I am eating my lunch now.
I don’t even know what i’ve supposed to do after getting my lunch.
I am in dilemma.
Dilemma that make me more confuse than before.
i live in a life.
i am just a human
that have so many hopes,wants,needs
that have to be fulfilled by myself.
so with my choice that i do now.
i across this path with pure happiness and joy.
i hate grumbler.
even more i am not that typical person.
i don’t like grumbling,muttering my life.
i thankful of that.
i do two majors in same university.
i do the organization that so entertain my life named RTC
i do the internship for adding more experiences in my life
last but not least
i do help my mommy to continue our business family.
beside that there are a lot of wasting time activities that i DO and i really really DO.
in a life.
so Life is just not satisfied me if i just go to sleep,just study or just doing some junky activities.

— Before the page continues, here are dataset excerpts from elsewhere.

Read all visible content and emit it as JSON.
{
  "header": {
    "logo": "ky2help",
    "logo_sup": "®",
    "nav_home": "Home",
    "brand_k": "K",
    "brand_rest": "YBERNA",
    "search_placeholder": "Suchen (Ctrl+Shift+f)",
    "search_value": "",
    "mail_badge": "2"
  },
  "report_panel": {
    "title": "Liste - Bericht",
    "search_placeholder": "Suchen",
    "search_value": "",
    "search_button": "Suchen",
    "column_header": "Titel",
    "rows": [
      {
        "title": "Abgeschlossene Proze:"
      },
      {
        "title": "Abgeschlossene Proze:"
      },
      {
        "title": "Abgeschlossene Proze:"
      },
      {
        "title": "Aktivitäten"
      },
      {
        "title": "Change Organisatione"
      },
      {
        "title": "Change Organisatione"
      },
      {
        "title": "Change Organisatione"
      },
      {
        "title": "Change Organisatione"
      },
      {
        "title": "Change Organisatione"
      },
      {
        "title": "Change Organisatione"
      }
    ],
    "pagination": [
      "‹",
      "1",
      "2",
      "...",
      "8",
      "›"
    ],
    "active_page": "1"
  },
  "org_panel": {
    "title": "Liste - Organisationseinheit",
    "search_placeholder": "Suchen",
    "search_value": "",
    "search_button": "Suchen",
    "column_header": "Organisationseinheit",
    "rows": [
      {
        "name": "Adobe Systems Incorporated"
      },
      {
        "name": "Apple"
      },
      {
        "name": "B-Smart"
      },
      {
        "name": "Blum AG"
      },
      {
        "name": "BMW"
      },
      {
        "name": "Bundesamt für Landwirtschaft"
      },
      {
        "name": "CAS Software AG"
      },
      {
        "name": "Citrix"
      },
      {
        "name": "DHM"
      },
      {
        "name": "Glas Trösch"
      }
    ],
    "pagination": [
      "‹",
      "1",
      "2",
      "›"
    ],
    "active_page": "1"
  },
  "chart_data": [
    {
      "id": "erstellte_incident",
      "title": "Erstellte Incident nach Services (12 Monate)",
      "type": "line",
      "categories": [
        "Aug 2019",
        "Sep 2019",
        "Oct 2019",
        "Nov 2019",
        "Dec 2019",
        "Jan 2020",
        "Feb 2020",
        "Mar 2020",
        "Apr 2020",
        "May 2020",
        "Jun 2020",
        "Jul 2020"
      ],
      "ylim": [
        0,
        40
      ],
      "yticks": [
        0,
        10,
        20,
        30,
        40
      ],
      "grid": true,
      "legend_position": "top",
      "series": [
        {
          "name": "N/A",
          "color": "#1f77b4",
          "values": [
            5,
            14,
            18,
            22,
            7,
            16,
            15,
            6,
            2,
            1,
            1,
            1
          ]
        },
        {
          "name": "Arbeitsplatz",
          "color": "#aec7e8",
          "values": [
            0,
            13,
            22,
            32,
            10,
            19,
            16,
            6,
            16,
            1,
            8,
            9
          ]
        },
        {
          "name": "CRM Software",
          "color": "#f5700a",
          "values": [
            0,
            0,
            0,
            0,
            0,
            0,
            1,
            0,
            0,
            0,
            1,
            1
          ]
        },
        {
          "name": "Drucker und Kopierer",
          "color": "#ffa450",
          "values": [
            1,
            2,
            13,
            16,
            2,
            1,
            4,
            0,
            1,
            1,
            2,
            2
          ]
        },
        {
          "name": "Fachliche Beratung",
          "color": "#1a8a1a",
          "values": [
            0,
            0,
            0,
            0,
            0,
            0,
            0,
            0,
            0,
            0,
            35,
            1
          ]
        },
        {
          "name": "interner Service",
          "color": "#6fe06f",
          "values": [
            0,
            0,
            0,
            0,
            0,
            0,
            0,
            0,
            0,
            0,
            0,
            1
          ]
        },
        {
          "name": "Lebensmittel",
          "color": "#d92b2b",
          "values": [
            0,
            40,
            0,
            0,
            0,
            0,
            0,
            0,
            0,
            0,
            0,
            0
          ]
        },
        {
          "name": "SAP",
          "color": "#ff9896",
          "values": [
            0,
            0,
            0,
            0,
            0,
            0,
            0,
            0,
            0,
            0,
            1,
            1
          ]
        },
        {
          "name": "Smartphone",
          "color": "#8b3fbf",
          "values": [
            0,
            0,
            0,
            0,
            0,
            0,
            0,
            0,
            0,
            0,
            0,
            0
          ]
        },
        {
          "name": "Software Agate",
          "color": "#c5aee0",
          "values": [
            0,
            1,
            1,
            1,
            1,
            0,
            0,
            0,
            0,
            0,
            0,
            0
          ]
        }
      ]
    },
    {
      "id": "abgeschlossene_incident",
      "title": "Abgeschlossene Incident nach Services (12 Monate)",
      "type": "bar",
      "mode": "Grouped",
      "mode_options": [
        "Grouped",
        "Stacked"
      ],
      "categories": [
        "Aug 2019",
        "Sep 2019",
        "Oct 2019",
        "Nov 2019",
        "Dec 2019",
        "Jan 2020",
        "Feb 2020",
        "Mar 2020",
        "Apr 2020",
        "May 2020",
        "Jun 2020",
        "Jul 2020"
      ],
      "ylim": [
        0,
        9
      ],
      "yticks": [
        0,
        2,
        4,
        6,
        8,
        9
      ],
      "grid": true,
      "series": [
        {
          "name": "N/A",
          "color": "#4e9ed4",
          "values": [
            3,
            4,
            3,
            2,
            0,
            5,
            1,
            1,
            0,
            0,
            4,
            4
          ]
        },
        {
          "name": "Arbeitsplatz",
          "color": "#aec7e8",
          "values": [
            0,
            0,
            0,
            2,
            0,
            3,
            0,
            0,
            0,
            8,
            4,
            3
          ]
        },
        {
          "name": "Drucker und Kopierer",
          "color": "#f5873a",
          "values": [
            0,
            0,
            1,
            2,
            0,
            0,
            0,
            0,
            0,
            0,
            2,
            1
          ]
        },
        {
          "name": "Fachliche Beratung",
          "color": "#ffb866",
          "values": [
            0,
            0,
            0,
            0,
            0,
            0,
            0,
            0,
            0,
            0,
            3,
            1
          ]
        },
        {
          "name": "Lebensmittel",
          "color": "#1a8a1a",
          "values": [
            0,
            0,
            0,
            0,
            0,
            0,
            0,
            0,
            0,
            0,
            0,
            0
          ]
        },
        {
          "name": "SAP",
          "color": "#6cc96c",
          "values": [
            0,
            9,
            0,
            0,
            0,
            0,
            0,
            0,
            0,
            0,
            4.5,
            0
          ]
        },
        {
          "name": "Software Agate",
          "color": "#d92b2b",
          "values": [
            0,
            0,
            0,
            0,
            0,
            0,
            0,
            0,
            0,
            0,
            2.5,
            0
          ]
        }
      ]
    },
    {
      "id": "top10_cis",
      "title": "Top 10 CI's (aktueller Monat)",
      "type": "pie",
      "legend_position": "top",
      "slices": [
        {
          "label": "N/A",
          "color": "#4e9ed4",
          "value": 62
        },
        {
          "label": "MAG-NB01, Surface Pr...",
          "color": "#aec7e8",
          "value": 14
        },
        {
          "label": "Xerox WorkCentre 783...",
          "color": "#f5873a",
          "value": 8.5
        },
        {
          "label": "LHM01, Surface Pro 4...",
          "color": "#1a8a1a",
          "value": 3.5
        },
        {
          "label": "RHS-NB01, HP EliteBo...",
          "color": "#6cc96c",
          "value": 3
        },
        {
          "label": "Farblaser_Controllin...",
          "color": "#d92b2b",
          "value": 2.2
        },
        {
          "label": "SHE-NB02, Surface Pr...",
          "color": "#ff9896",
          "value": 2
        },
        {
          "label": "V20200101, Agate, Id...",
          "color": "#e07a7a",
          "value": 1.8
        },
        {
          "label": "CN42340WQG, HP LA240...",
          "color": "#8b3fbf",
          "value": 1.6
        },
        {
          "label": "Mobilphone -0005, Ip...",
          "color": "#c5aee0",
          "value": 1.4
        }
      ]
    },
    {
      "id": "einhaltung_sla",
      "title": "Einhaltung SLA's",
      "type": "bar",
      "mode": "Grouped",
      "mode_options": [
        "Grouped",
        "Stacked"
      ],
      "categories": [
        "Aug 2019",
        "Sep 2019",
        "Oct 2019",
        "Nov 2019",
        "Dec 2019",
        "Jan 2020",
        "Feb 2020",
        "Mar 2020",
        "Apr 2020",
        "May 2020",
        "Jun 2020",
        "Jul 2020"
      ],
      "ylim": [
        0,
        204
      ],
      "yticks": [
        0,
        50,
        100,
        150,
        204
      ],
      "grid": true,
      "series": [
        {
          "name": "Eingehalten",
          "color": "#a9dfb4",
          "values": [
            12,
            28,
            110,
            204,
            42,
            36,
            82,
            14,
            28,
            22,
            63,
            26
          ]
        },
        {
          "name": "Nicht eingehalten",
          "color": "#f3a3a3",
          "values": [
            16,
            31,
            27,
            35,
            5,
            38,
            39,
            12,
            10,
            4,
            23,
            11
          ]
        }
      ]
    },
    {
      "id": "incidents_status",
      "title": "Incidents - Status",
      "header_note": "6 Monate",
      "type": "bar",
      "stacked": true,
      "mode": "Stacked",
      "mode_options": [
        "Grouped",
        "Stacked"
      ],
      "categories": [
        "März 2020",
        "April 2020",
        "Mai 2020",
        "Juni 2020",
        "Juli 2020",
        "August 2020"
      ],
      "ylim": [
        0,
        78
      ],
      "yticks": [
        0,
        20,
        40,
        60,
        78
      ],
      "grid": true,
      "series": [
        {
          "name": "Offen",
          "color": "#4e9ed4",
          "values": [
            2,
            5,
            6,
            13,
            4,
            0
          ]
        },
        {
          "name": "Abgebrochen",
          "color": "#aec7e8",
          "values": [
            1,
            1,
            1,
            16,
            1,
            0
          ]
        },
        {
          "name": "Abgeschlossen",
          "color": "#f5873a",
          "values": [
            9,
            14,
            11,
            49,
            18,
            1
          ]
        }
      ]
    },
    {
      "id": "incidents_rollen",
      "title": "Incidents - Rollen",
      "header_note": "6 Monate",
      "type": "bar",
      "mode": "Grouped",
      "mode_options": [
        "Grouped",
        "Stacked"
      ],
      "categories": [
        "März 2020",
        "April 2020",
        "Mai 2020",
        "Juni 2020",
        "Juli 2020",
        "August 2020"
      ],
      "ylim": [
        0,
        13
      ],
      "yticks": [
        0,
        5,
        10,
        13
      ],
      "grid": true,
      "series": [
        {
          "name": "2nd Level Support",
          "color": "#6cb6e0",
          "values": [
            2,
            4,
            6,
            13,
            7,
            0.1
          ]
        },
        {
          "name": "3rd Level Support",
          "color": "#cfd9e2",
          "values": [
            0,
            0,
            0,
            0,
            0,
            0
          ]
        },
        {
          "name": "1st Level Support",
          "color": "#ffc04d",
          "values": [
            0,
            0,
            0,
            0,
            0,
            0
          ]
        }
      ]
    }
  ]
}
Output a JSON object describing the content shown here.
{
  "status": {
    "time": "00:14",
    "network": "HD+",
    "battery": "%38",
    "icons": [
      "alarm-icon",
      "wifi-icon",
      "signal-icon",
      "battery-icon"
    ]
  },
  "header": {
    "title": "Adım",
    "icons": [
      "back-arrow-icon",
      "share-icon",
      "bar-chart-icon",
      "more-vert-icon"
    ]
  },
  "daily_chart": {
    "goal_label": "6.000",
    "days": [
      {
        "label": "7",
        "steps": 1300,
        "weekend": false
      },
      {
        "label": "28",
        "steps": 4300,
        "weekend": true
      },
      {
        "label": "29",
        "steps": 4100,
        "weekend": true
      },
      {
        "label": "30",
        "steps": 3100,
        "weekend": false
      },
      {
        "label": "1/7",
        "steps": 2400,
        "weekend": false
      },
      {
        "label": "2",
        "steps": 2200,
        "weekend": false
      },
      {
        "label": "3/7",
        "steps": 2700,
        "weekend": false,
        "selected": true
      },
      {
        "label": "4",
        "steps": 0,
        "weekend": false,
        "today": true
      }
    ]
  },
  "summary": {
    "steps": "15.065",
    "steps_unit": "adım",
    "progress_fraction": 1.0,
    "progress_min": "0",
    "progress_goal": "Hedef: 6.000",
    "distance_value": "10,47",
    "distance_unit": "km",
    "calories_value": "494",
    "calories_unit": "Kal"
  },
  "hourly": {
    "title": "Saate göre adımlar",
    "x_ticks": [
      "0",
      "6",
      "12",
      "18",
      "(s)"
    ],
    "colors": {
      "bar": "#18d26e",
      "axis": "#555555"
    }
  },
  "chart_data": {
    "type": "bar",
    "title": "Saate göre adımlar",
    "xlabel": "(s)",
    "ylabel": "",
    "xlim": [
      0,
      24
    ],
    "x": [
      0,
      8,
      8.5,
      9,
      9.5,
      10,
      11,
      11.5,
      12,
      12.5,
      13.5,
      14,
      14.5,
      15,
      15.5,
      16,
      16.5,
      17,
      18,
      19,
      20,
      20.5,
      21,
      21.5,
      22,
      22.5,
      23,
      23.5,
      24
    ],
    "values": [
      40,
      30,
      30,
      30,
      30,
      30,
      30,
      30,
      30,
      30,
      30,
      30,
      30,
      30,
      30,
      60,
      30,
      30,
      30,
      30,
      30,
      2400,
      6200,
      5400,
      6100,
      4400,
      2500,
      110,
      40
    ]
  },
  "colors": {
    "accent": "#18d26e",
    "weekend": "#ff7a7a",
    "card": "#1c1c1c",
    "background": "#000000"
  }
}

i have to do lot of things so my life can be more worthed.
but i know i don’t have much time.
so i am getting confuse now
because V plans something for me.
V company wants to hire me more than just internship.
To be a part-timer…
is that a chance?
or just a greed (when i take that chance) ?
i will and must discuss about the salary,the one thing that can pump up my passion.
(hey,i am not material girl but sometimes your effort have to be payed in a great deal,rite?)